Heat can be a problem in a system and engineers need to find a solution to control the temperature. Why? The answer could be summed up in one word: reliability. Many components are made with silicon and overheating is destructive for this material. The optimum temperature is defined by the suppliers. An increase of 20 ° C reduces the life of the component by 50%. As a result, the service life of the device, which affects reliability, raises warranty issues and ultimately reduces the benefits to the manufacturer. Having a fault on a device is not a good thing for anyone and that is why the temperature needs to be controlled.
Increasing the gaps between the lines of a PCB can be a good option for controlling heat in the circuit. But the market trend is to reduce the size of the devices, miniaturize the components, the size of the boards, etc. This solution is not often easy to use in the current trend.

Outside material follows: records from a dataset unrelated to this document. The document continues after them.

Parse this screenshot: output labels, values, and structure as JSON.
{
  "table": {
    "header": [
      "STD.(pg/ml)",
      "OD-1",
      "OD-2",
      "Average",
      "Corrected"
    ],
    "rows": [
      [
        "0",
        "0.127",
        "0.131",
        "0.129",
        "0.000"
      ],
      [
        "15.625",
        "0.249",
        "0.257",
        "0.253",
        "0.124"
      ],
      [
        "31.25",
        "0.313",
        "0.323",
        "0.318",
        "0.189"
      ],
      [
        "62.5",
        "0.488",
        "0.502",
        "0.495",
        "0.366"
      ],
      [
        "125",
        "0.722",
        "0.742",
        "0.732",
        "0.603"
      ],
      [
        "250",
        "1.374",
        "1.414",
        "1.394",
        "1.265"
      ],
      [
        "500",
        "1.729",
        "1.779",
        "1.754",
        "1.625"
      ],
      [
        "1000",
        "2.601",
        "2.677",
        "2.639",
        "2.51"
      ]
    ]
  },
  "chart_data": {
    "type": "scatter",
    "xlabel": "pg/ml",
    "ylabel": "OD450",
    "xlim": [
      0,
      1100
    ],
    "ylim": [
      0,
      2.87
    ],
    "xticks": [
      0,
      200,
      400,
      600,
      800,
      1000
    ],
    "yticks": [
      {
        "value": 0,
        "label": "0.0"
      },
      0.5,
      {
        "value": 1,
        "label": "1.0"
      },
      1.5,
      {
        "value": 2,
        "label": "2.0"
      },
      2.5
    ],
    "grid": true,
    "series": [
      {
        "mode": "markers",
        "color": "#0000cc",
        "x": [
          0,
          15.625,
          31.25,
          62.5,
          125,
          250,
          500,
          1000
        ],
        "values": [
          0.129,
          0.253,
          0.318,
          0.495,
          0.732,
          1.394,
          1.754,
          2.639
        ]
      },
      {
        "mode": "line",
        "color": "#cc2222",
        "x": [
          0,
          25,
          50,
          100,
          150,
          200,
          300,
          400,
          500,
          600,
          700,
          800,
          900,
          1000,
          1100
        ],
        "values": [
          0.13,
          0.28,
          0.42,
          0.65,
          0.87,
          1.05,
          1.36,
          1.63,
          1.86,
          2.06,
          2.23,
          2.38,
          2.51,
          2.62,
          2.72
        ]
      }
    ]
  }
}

A heat sink is attached to the board or component and provides high heat dissipation. The metal removes heat from the circuit and gives a larger area of contact with the environment (fins) to transfer heat.
Thermal Vias are drilled under the component through the board. Vias, which can be plated and not plated, brings fresh air and evacuates heat. Plated vias are more efficient because copper can accumulate more heat.
Copper inlay are large pieces of copper placed inside the vias. This copper mass keeps the temperature down longer because the more mass, the longer it takes to heat. For example, a small pot of water will take less time to boil than a large one. The copper inlay also acts as a radiator and gives more surface contact with the local environment. Copper can also be buried inside the board. This is called embedded copper.
In some complex systems, such as powerful servers or computers, engineers can use a liquid-cooled circuit that works just like an automotive cooling system. The fluid circulates in a closed circuit, removes heat from the board and is cooled in a radiator in contact with a fan or at room temperature.
Most PCBs are made for low voltage or low power application, but the need for high power devices is growing. Heavy Copper technology is designed to increase current carrying capacity, temperature resistance, reduced products size without the risk of failure. When standard PCBs have traces of copper thickness ranging from ½ oz/ft2 to 3 oz/ft2, Heavy Copper may have traces of up to 20 oz/ft2.